The Indonesian stock market has experienced declines for two consecutive trading days, falling by almost 190 points or 2.8% during this period. The Jakarta Composite Index (JCI) currently stands slightly above the 6,875 mark. However, there is a possibility of stabilization on Friday.
The outlook for Asian markets indicates potential support ahead of significant U.S. employment data due later in the day. While European markets closed positively, U.S. markets showed mixed results, suggesting that Asian markets may see varied performances.
The JCI saw a sharp decline on Thursday, with widespread losses particularly in financials, cement, telecommunications, and resource stocks.
On that day, the index plunged by 148.69 points or 2.12%, ending at 6,875.54 after ranging from 6,830.11 to 7,033.62.
Among active stocks, Bank CIMB Niaga fell by 2.32%, Bank Mandiri plunged 7.69%, Bank Danamon Indonesia declined 1.19%, Bank Negara Indonesia decreased by 4.67%, Bank Central Asia retreated 1.92%, Bank Rakyat Indonesia dropped 4.11%, Bank Maybank Indonesia went down 2.97%, Indosat Ooredoo Hutchison slipped 1.79%, Indocement lost 0.89%, Semen Indonesia was down 3.82%, United Tractors dropped 2.88%, Astra International fell 4.01%, Energi Mega Persada decreased 3.43%, Astra Agro Lestari was down 1.73%, Aneka Tambang fell 3.45%, Jasa Marga dipped 0.48%, while Timah rose 0.51%. Bumi Resources went down 1.74% and both Indofood Sukses Makmur and Vale Indonesia remained unchanged.
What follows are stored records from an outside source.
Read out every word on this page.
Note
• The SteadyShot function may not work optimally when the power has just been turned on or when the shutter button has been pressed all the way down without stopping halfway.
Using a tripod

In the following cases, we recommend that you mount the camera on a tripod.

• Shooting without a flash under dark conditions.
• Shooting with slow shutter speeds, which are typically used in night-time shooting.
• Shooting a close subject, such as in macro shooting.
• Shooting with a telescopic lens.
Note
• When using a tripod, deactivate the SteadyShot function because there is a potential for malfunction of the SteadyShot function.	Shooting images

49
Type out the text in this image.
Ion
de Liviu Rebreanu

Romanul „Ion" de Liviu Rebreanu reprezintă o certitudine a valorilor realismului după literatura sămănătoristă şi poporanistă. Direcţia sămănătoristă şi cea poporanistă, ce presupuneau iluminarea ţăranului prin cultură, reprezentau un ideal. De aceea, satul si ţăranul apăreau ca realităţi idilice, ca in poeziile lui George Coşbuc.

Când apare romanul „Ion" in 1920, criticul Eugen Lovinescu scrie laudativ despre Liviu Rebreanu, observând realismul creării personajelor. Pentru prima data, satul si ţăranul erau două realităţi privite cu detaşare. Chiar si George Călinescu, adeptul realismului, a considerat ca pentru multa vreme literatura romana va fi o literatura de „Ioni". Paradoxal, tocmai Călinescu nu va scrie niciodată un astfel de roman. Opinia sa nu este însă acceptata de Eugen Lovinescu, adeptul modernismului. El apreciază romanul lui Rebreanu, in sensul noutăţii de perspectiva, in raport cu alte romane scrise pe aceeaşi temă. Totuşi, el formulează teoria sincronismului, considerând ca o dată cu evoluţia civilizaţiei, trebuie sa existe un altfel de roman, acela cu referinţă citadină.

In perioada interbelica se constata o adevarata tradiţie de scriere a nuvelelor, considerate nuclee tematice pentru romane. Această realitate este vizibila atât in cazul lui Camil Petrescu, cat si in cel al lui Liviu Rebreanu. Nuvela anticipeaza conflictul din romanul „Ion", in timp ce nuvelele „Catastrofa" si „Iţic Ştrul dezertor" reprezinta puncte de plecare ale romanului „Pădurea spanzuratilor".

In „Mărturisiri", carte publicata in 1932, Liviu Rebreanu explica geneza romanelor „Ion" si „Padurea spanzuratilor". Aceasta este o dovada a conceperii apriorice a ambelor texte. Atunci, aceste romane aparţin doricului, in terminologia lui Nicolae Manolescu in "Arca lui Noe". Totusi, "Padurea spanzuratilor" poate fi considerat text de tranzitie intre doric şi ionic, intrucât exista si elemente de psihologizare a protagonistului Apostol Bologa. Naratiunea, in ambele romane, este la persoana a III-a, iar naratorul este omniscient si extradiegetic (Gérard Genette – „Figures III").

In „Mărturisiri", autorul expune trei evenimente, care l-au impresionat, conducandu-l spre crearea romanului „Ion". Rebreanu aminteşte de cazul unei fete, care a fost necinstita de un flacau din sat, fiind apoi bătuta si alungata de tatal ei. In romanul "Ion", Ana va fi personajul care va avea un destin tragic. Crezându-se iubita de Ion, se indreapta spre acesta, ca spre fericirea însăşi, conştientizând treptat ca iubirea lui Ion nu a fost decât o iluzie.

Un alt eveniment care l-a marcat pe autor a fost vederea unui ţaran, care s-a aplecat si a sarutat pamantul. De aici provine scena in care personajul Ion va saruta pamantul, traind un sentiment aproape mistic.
Wall Street presented a mixed picture, with major indices initially opening higher. However, the Dow Jones Industrial Average quickly reversed course, spending the remainder of the day in negative territory.
The Dow Jones fell by 125.65 points or 0.28% to close at 44,747.63. Conversely, the NASDAQ rose by 99.66 points or 0.51% to settle at 19,971.99, and the S&P 500 gained 22.09 points or 0.36% to finish at 6,083.57.
Trading on Wall Street was marked by indecision as traders appeared hesitant to make major moves ahead of the Labor Department's highly anticipated monthly employment report, which could influence the Federal Reserve's interest rate policies.
In advance of the employment report, the Labor Department reported an unexpected rise in initial U.S. unemployment claims last week.
Meanwhile, crude oil prices saw further declines on Thursday. This occurred as U.S. President Donald Trump reiterated his commitment to increase domestic oil production to reduce prices. Consequently, West Texas Intermediate crude for March delivery fell by $0.42 or 0.6% to a one-month low of $70.61 per barrel.